By some sort of grace (okay, that word has no place in this post), I made it through the rest of the conversation with whatever was left of my dignity somewhat intact outwardly, but on the inside I knew.  I just knew: I was in for a tearmageddon.

After this conversation, I made my way over to a Thai restaurant I frequent to grab lunch before a work meeting, where the "no voice/bad audition/mean to boyfriend/how will I ever repay my mom" demons followed me and I continued to quietly sob over my lunch, trying to excuse the tears with a weak smile and "whooo, spicy curry" at the server, who looked at me as if to say this is yellow curry and in no way spicy, but you're clearly crying in public so I'll just nod and smile and bring you more water.  Then I continued up Boylston on a walk from Chinatown to my meeting across town, still crying and getting a little worried about my hydration levels.  I made it through my work meeting okay and then teared up in front of a friend and coworker, then took the bus to rehearsal where I completely broke down and bawled in front of my director.
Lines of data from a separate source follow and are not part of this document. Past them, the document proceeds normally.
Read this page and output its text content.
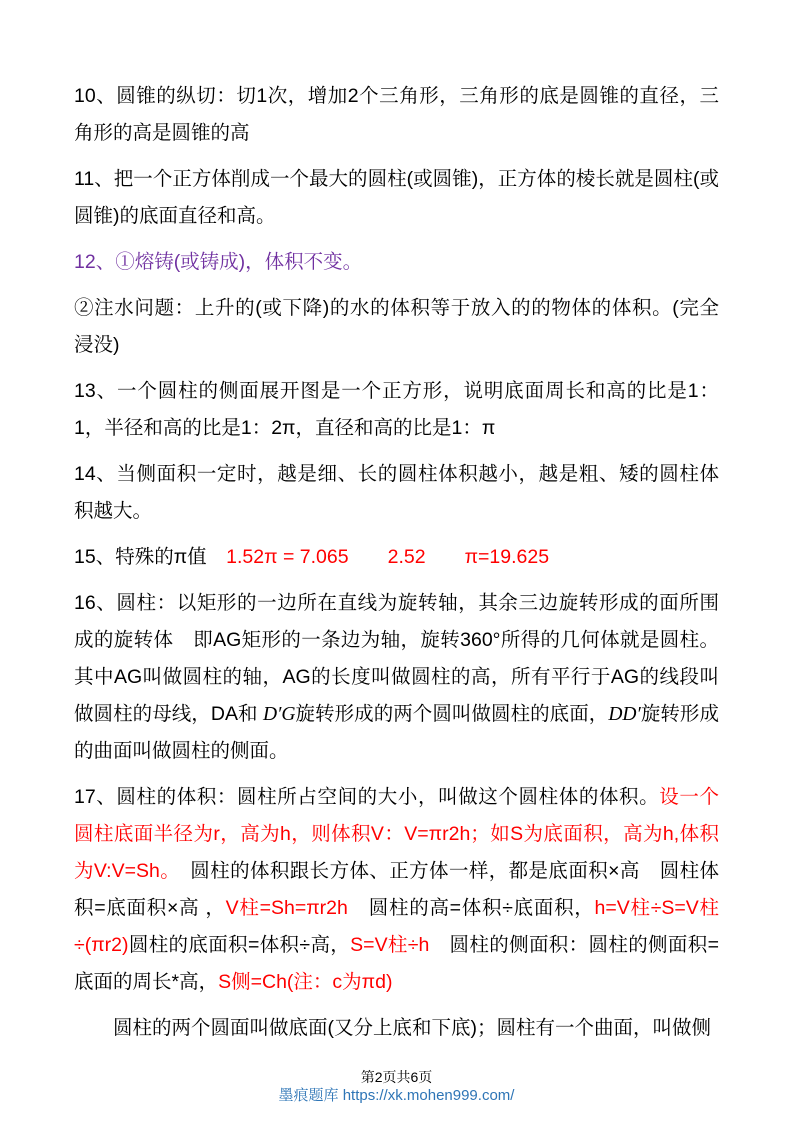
10、圆锥的纵切：切1次，增加2个三角形，三角形的底是圆锥的直径，三角形的高是圆锥的高
11、把一个正方体削成一个最大的圆柱(或圆锥)，正方体的棱长就是圆柱(或圆锥)的底面直径和高。
12、①熔铸(或铸成)，体积不变。
②注水问题：上升的(或下降)的水的体积等于放入的的物体的体积。(完全 浸没)
13、一个圆柱的侧面展开图是一个正方形，说明底面周长和高的比是1：1，半径和高的比是1：2π，直径和高的比是1：π
14、当侧面积一定时，越是细、长的圆柱体积越小，越是粗、矮的圆柱体积越大。
15、特殊的π值　1.52π = 7.065　　 2.52　　 π=19.625
16、圆柱：以矩形的一边所在直线为旋转轴，其余三边旋转形成的面所围成的旋转体　即AG矩形的一条边为轴，旋转360°所得的几何体就是圆柱。其中AG叫做圆柱的轴，AG的长度叫做圆柱的高，所有平行于AG的线段叫做圆柱的母线，DA和 D′G旋转形成的两个圆叫做圆柱的底面，DD′旋转形成的曲面叫做圆柱的侧面。
17、圆柱的体积：圆柱所占空间的大小，叫做这个圆柱体的体积。设一个圆柱底面半径为r，高为h，则体积V：V=πr2h；如S为底面积，高为h,体积为V:V=Sh。　圆柱的体积跟长方体、正方体一样，都是底面积×高　圆柱体积=底面积×高 ，V柱=Sh=πr2h　圆柱的高=体积÷底面积，h=V柱÷S=V柱÷(πr2)圆柱的底面积=体积÷高，S=V柱÷h　圆柱的侧面积：圆柱的侧面积=底面的周长*高，S侧=Ch(注：c为πd)
圆柱的两个圆面叫做底面(又分上底和下底)；圆柱有一个曲面，叫做侧
第2页共6页
墨痕题库 https://xk.mohen999.com/
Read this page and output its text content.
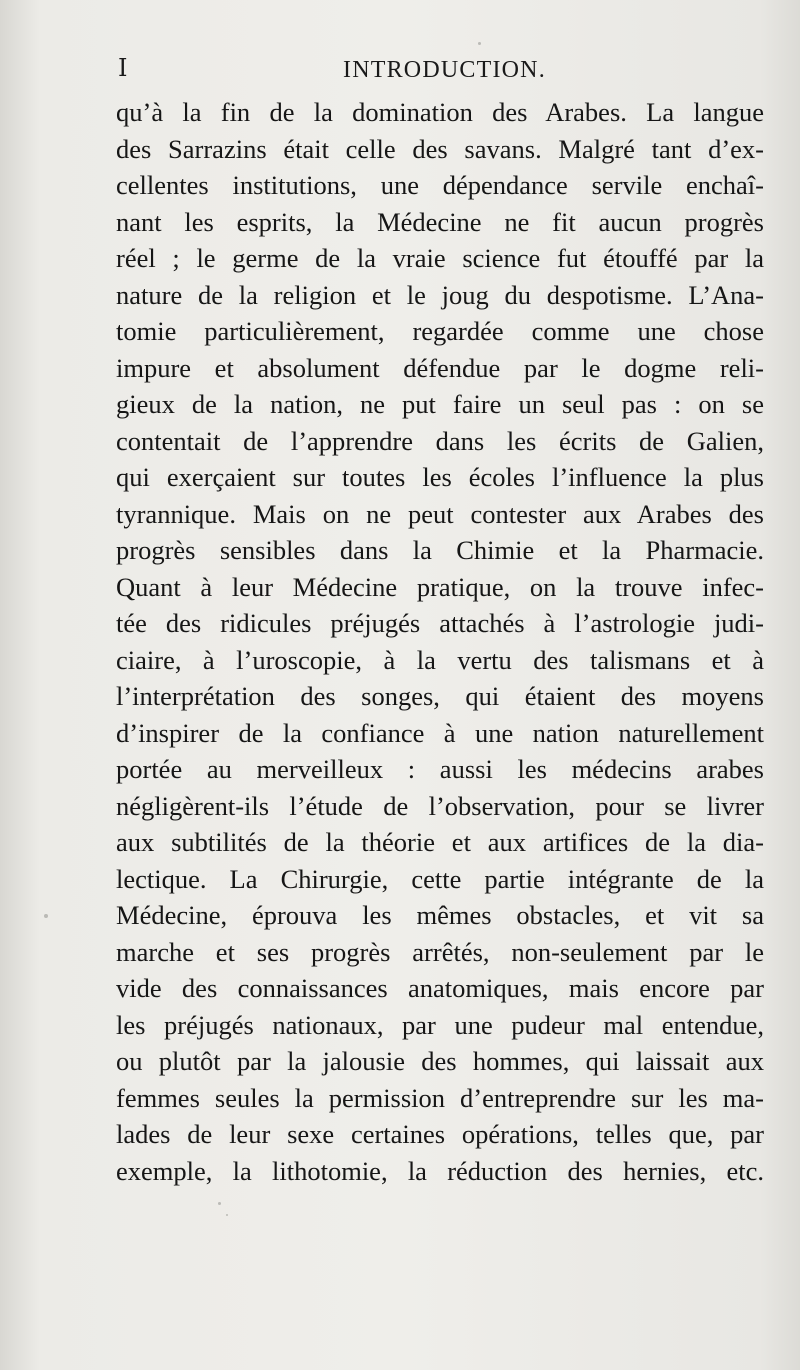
I	INTRODUCTION.
qu’à la fin de la domination des Arabes. La langue
des Sarrazins était celle des savans. Malgré tant d’ex-
cellentes institutions, une dépendance servile enchaî-
nant les esprits, la Médecine ne fit aucun progrès
réel ; le germe de la vraie science fut étouffé par la
nature de la religion et le joug du despotisme. L’Ana-
tomie particulièrement, regardée comme une chose
impure et absolument défendue par le dogme reli-
gieux de la nation, ne put faire un seul pas : on se
contentait de l’apprendre dans les écrits de Galien,
qui exerçaient sur toutes les écoles l’influence la plus
tyrannique. Mais on ne peut contester aux Arabes des
progrès sensibles dans la Chimie et la Pharmacie.
Quant à leur Médecine pratique, on la trouve infec-
tée des ridicules préjugés attachés à l’astrologie judi-
ciaire, à l’uroscopie, à la vertu des talismans et à
l’interprétation des songes, qui étaient des moyens
d’inspirer de la confiance à une nation naturellement
portée au merveilleux : aussi les médecins arabes
négligèrent-ils l’étude de l’observation, pour se livrer
aux subtilités de la théorie et aux artifices de la dia-
lectique. La Chirurgie, cette partie intégrante de la
Médecine, éprouva les mêmes obstacles, et vit sa
marche et ses progrès arrêtés, non-seulement par le
vide des connaissances anatomiques, mais encore par
les préjugés nationaux, par une pudeur mal entendue,
ou plutôt par la jalousie des hommes, qui laissait aux
femmes seules la permission d’entreprendre sur les ma-
lades de leur sexe certaines opérations, telles que, par
exemple, la lithotomie, la réduction des hernies, etc.
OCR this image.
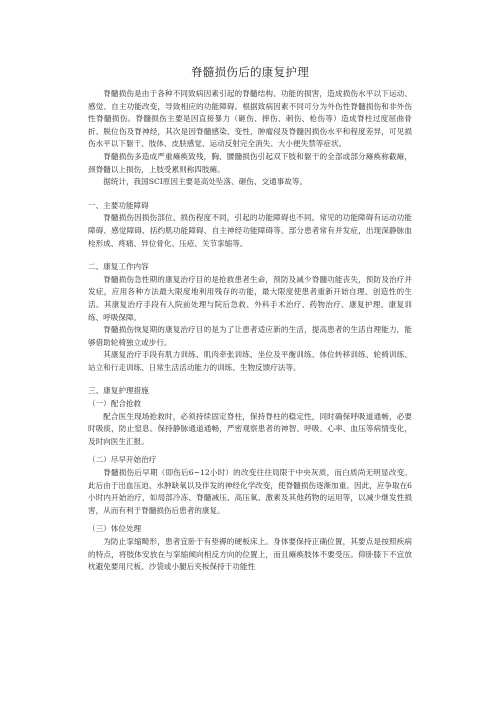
脊髓损伤后的康复护理

脊髓损伤是由于各种不同致病因素引起的脊髓结构、功能的损害，造成损伤水平以下运动、感觉、自主功能改变，导致相应的功能障碍。根据致病因素不同可分为外伤性脊髓损伤和非外伤性脊髓损伤。脊髓损伤主要是因直接暴力（砸伤、摔伤、刺伤、枪伤等）造成脊柱过度屈曲骨折、脱位伤及脊神经，其次是因脊髓感染、变性、肿瘤侵及脊髓因损伤水平和程度差异，可见损伤水平以下躯干、肢体、皮肤感觉、运动反射完全消失、大小便失禁等症状。

脊髓损伤多造成严重瘫痪致残，胸、腰髓损伤引起双下肢和躯干的全部或部分瘫痪称截瘫，颈脊髓以上损伤，上肢受累则称四肢瘫。

据统计，我国SCI原因主要是高处坠落、砸伤、交通事故等。

一、主要功能障碍

脊髓损伤因损伤部位、损伤程度不同，引起的功能障碍也不同。常见的功能障碍有运动功能障碍、感觉障碍、括约肌功能障碍、自主神经功能障碍等。部分患者常有并发症，出现深静脉血栓形成、疼痛、异位骨化、压疮、关节挛缩等。

二、康复工作内容

脊髓损伤急性期的康复治疗目的是抢救患者生命，预防及减少脊髓功能丧失，预防及治疗并发症，应用各种方法最大限度地利用残存的功能，最大限度使患者重新开始自理、创造性的生活。其康复治疗手段有入院前处理与院后急救、外科手术治疗、药物治疗、康复护理、康复训练、呼吸保障。

脊髓损伤恢复期的康复治疗目的是为了让患者适应新的生活，提高患者的生活自理能力，能够借助轮椅独立或步行。

其康复治疗手段有肌力训练、肌肉牵张训练、坐位及平衡训练、体位转移训练、轮椅训练、站立和行走训练、日常生活活动能力的训练、生物反馈疗法等。

三、康复护理措施

（一）配合抢救

配合医生现场抢救时，必须持续固定脊柱，保持脊柱的稳定性，同时确保呼吸道通畅，必要时吸痰，防止窒息。保持静脉通道通畅，严密观察患者的神智、呼吸、心率、血压等病情变化，及时向医生汇报。

（二）尽早开始治疗

脊髓损伤后早期（即伤后6~12小时）的改变往往局限于中央灰质，而白质尚无明显改变。此后由于出血压迫、水肿缺氧以及伴发的神经化学改变，使脊髓损伤逐渐加重。因此，应争取在6小时内开始治疗，如局部冷冻、脊髓减压、高压氧、激素及其他药物的运用等，以减少继发性损害，从而有利于脊髓损伤后患者的康复。

（三）体位处理

为防止挛缩畸形，患者宜卧于有垫褥的硬板床上。身体要保持正确位置，其要点是按照疾病的特点，将肢体安放在与挛缩倾向相反方向的位置上，而且瘫痪肢体不要受压。仰卧膝下不宜放枕避免要用尺板、沙袋或小腿后夹板保持于功能性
Here's the shocking thing:  Nobody judged me for it. In fact, people either let me be or were completely supportive of me.

I should in no way be surprised.  After all, I would never judge anyone crying in public and would be supportive if given the chance.  But I hold myself to a higher standard, and was silently judging myself with each tear that fell from my eyes (if we're keeping count, about 3,984,902 judgments).

The strangers told me that I was inspiring for bucking comfort for passion when it came to my career path, my coworker totally saw where I was coming from and gave me support, my director talked to me for a good 45 minutes about everything and gave me wonderful advice.

At the end of the day, I have sore eyes, a seemingly unquenchable thirst, a remaining load of worries, but some comfort in the fact that I was able to be human in public and survived, and even came out a little better for it.  I still wish I had a better audition, I still worry about money and have guilt from having to borrow when employers don't pay on time, I still am kind of at a career crossroads, but I know I'm not alone in having had a completely horrible couple of days where the waterworks were inevitable.

Oh, and after a piece of what was supposed to be some comfort food by way of pecan pie, I have also discovered that I might have developed a slight allergy to pecans.  No, I'm not posting pictures.  Just Google "pink inner tube" and you'll have a good idea of what my lips currently look like (because they weren't full enough already).  The reaction is, of course, making me cry a little,  but at least this time I got to have a little pie first.